Tuesday, 6 March 2012

expertise without experience?

A leading childcare author has come under fire in the media for publishing a comment in her latest book, suggesting that women should have sex with their partners soon after the birth so that they do not feel left out.

Gina Ford claimed in the book that women should start to get closer to their partners again from four to six weeks after giving birth, even if they don’t feel like it.

Other comments published in the book were from contributors to the forums on her website and stated opinions such as “You just have to grin and bear it.”

Now while in principle the idea of not shutting out the father of your baby is not a bad one, and trying to get back to having some adult time has some merit, I’m not entirely sure you can put a timeframe on these things. After all, every birth is different, and every mother reacts differently to having given birth. Having a baby is a life-changing event, not something you go through and then bounce back from back into how things were – things just don’t work like that.

But I have a deeper issue with this.

Gina Ford has herself never had children. She has cared for children, but she has herself never given birth, and yet she is selling a book based on her own opinions of how women should react after having given birth.

How on earth can you claim to know what people should do and how they should act if you have never experienced that which you are commenting on?

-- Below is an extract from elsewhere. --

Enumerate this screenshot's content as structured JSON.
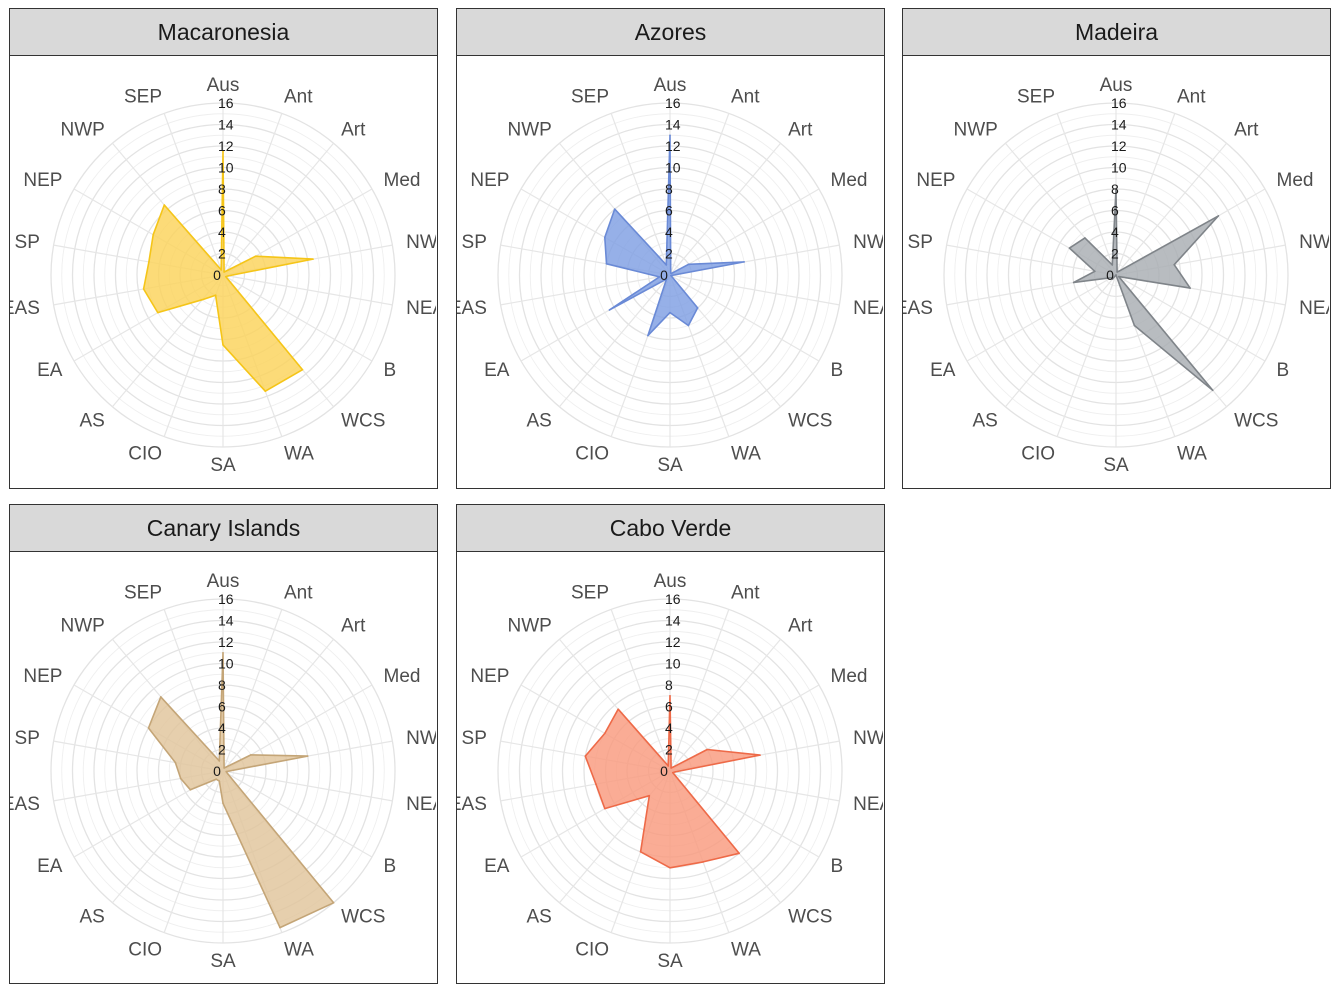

Let’s face it – everyone has their own opinions of most things. But the difference is that on the whole, they are merely opinions and nothing else. You can’t possibly seek to claim expertise over something of which you have absolutely no experience.

Gina Ford is entitled to her opinions on how people should behave after having given birth, but it is a dangerous road to go down to then sell those opinions in the name of expertise, when there is no experience to back them up.

People should have sex between four to six weeks after giving birth – that is Gina Ford’s opinion and should not be treated as anything more than that.

Gina ford does not know what she is talking about – that is a fact, and anyone who buys the book should bear that in mind before taking on the advice of someone who has no first-hand knowledge of what they are talking about.


  1. Gina's father left her mother I believe when Gina was a child. Gina's mother was supposedly a bit of a so-called "attachment parent". Her books may reflect that fact.
    They have nothing to do with us or our family, so yes I would firmly ignore her and other so-called expert's opinions.
    I read that the Baby whisperer, for example, left her kids behind in the UK and moved to the US with her new partner to nanny other people's kids. Again, I would firmly ignore her too!

  2. I agree with what you've said. Also think that any "grin and bear it" instructions when it comes to sex, veer mildly into the territory of rape. No one should really be telling anyone else when they should and shouldn't be having sex.